Know: Services provided by operating systems (OS), their user and programming interfaces; OS abstractions for program execution and resource management; Principles of concurrent programming and process/thread coordination; Principles of design and internal organization of an operating system.

Apply: Relate the theoretical and practical aspects and improve the ability to perform practical laboratory work; Use the environment and tools to support the development and management of program execution; Develop programs that explore, at the operating system interface level (functions calls), different programming models involving concurrency, communication and synchronization between processes or threads.

General characterization

Code

11155

Credits

9.0

Responsible teacher

Pedro Abílio Duarte de Medeiros, Vítor Manuel Alves Duarte

Hours

Weekly - 5

Total - 60

Teaching language

Português

Prerequisites

It is recommended that students have successfully completed the IP and AC course units.

Bibliography

Main reference:

Operating Systems: Three Easy Pieces, Remzi Arpaci-Dusseau, Andrea Arpaci-Dusseau, November, 2023 (Version 1.10) http://pages.cs.wisc.edu/~remzi/OSTEP/

Complementing references:

Operating System Concepts. A. Silberschatz, et al, 10th Edition, 2018

Modern Operating Systems, 4th Ed, A. Tanenbaum, H. Bos, Pearson, 2014 

C tutorials (examples):

https://www.geeksforgeeks.org/c-programming-language/
https://www.w3schools.com/c/
https://www.programiz.com/c-programming/

Teaching method

The lectures present the main topics and discuss the most relevant questions. Students should, preferably before class, study the recommended bibliography.

Lab sessions are intended to enable the student to i) develop applications that use system calls in a controlled environment (virtual machines) where administration privileges are sometimes required and ii) use monitoring tools that require such elevated privileges.

Evaluation method

The assessment process has two components.

Theoretical component

2 mid-term tests or 1 final exam

CompT = (T1+T2)/2   or   CompT = Exam

In the evaluations the student can only use for consultation, a handwritten A4 page.

Laboratory Component (a.k.a. “Practice”)

3 small individual homworks (NTP1,2,3); 1 mini-project (NP) in groups of 2 students

CompL = 0.35*(NTP1+NTP2+NTP3)/3 + 0.65*NP

The Laboratory evaluation confirms the Frequency (admission to the evaluation). To obtain frequency: CompL ≥ 9.0

Note: Students with Frequency achieved in the previous two academic years are exempt from the laboratory evaluation, will be used the grade they obtained in this component at that time. There is no need to sign to a practical class, but you can attend any class if a seat is available at that time.

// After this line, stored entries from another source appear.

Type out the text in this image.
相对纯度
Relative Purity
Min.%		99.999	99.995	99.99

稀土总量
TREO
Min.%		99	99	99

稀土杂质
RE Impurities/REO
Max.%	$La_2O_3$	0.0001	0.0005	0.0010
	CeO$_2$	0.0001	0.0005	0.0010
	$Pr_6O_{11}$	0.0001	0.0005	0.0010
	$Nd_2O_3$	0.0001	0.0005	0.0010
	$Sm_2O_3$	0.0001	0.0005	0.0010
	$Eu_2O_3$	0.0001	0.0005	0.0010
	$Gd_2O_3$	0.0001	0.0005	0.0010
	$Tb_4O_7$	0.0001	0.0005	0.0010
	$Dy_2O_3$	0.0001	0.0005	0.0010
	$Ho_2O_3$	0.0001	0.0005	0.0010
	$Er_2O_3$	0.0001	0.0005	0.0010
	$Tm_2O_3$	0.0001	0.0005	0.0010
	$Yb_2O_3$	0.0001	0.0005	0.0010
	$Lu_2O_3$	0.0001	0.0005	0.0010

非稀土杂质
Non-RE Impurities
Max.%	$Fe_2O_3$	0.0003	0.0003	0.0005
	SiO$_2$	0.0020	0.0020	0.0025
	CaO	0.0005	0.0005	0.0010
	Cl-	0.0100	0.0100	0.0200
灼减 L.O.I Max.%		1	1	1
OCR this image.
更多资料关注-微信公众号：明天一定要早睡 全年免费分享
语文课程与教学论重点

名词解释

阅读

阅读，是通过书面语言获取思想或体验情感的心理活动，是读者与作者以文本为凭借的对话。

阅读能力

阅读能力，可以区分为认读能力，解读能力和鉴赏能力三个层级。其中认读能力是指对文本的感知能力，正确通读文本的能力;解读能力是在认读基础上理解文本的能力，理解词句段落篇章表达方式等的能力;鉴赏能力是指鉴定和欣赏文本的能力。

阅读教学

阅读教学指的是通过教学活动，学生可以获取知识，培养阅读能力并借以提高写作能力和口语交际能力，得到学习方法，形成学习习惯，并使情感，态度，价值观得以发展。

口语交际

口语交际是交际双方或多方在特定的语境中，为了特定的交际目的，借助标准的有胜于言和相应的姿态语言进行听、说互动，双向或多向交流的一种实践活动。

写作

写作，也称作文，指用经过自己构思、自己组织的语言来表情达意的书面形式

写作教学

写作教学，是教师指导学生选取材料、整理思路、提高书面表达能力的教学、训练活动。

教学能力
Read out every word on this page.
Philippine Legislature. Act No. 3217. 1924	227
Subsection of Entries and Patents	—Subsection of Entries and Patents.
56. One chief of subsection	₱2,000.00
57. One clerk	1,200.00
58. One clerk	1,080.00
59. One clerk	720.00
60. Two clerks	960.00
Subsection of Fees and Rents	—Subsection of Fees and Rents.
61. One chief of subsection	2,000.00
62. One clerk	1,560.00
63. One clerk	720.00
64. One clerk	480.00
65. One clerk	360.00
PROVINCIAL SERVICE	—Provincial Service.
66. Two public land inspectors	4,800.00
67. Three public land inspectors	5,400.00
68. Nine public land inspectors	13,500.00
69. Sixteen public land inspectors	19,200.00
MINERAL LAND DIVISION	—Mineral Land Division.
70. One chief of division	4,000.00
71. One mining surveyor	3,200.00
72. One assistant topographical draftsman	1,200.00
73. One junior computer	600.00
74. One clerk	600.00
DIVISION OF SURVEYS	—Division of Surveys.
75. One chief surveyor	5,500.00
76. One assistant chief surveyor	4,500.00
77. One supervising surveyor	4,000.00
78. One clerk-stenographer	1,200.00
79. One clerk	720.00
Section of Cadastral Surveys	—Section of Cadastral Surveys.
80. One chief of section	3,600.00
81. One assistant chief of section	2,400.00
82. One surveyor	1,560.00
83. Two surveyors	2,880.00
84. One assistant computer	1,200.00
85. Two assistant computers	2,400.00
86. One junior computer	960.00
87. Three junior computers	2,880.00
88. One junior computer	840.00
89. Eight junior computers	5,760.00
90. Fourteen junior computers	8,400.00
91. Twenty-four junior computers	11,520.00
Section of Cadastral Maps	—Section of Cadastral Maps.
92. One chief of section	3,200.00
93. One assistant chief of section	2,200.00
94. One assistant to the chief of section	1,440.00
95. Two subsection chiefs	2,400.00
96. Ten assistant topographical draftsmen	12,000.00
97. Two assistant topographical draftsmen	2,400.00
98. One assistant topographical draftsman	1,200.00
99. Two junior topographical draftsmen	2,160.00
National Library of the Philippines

Note well: the delivery of a work to be evaluated corresponds to abdicating (i.e., losing) the previous Frequency.

Final grade (after obtaining frequency)

A minimum grade of 9.0 in CompT is needed.

if compT < 9.0, then   NF = round(compT);

else   NF = round(0.8*CompT + 0.2*CompL).

Each intermediate grade (i.e., NTP1,2,3, NP, T1, T2, Exam, CompT and CompL) is rounded to one decimal place.

Naturally, a student is approved if they meet the minimum grades for each component and NF ≥ 10

Subject matter

1. Introduction to operating systems (OS): System services: file and process as the main abstractions, system calls.

2. CPU management: support of process abstraction by the OS; lightweight processes: CPU scheduling algorithms.

3. Memory management: process address space; transformation of virtual addresses into real addresses using pages; virtual memory using pagination; page replacement algorithms.

4. Concurrent programming: fundamentals, communication and synchronization in shared memory and distributed memory. Lightweight Processes - pthreads API.

5. Input / output files and devices: file system organization and operations; characteristics of devices that support file systems; file system consistency. Management of input / output devices. Structure of a device driver.